Ethiopia Muhrabawi Limu

A nice Limu cup, raw honey fading into graham-like sweetness. Stone fruit and orange flavors emerge as the cup cools, and a mouth-cleansing, hop-like acidity cuts through. Great espresso blend component. City to Full City.
Out of stock
  • Process Method Wet Process
  • Cultivar Heirloom Types
  • Farm Gate No
Region Africa
Processing Wet Process (Washed)
Drying Method Raised Bed Sun-dried
Arrival date May 18 2015
Lot size 160bags/boxes
Bag size 60.00kg
Packaging GrainPro liner
Cultivar Detail Heirloom Varietals
Grade Q2
Appearance Grade 2; .2 d/300gr, 15+ Screen
Roast Recommendations City to Full City; it handles well at a fairly wide range, but stay north of 2nd snaps for the cup described in the review
Weight 1 LB
Recommended for Espresso Yes
This lot of Limu coffee comes to us via the Ethiopia Commodity Exchange (ECX), the government trading system set up to connect non-cooperative farm members to the global coffee market. We've discussed one downside of this system, which is that we really have no idea where the coffees coming out of the ECX originated. After the cherry is purchased from the farmer, it's graded, blended, and sold off. But this isn't such a bad thing, at least in this case. I mean, we do love a good story, but in the case of Ethiopia, a collector system dominates, one where hundreds of farmers are delivering coffee to either cooperatives, Unions, or the ECX, where they all grade and blend by region, and sell it with names referring to region, washing station, or simply grade. With each of these systems the individual farmer is hardly in the actual "picture", and most of the focus is put on the organizations they deal with. In the case of the ECX, it's a very straight-forward system, and one where farmers are paid cash upon delivery. For many farmers, this is a good thing, as they're able to immediately reinvest. And for us as buyers, we know how much money the contributing farmers were paid for this particular grade of coffee - it's all very transparent. This coffee story is much less romantic than those involving farm visits, family dinners, and the like. But the common thread lies in the confidence we have that the premium we paid was included in the payment these farmers received. Overall, this is a nice Q2 Limu, with quite a different cup character than the coffees from the south.

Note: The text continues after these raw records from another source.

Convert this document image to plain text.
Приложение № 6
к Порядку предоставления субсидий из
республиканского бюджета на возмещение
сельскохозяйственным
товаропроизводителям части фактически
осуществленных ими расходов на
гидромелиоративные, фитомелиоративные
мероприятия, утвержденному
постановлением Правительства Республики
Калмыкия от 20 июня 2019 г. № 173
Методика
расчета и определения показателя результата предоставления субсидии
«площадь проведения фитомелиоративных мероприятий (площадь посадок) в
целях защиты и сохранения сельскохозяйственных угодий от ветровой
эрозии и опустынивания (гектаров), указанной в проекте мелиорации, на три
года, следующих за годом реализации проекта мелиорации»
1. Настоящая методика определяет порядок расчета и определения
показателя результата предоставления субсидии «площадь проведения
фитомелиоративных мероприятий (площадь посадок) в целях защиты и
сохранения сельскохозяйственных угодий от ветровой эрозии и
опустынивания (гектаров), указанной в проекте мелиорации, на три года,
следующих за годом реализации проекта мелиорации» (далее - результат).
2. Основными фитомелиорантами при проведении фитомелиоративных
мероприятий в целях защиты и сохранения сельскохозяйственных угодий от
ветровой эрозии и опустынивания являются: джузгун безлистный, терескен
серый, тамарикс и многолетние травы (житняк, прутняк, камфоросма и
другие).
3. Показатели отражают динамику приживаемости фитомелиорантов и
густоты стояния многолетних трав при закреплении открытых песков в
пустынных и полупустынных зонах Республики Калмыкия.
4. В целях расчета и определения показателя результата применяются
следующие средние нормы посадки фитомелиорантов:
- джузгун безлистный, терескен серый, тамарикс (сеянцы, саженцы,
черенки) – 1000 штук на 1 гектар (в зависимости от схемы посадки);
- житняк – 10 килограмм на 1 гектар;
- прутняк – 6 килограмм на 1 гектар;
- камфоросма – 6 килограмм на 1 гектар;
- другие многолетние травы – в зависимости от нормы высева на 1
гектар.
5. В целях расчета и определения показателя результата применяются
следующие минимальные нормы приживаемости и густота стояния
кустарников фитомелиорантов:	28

The dry fragrance of this Limu coffee has a honey and orange essence smell, a sort of light and fruited sweetness. Adding hot water builds a peaches and cream scent, heaps of brown sugar, and citrus hints. It's a clean smelling coffee, and the cup measures up too. There's a raw honey sweetness in the cup that fades into graham-like sweet grain flavor, cut through with nice cleansing acidity. As it cools stone fruit notes peek through, fleshy sweetness and bittering skins. A citrus essence comes up in the profile, like honey tangerine, and the cool cup adds hop-like brightness in the cup (slight floral aspect of IPA beer). It doesn't take too much roast to introduce smokiness to the cup, but I will also say that sweetness is bumped up toward Full City. You lose some of the citric brightness that is found at City/City+, but much of the actual citrus and stone fruit flavors are retained. I pulled a shot of espresso of the FC roast, and it's very viscous and sweet, and the citric brightness is a bit intense. Would work great as a highlight blend component.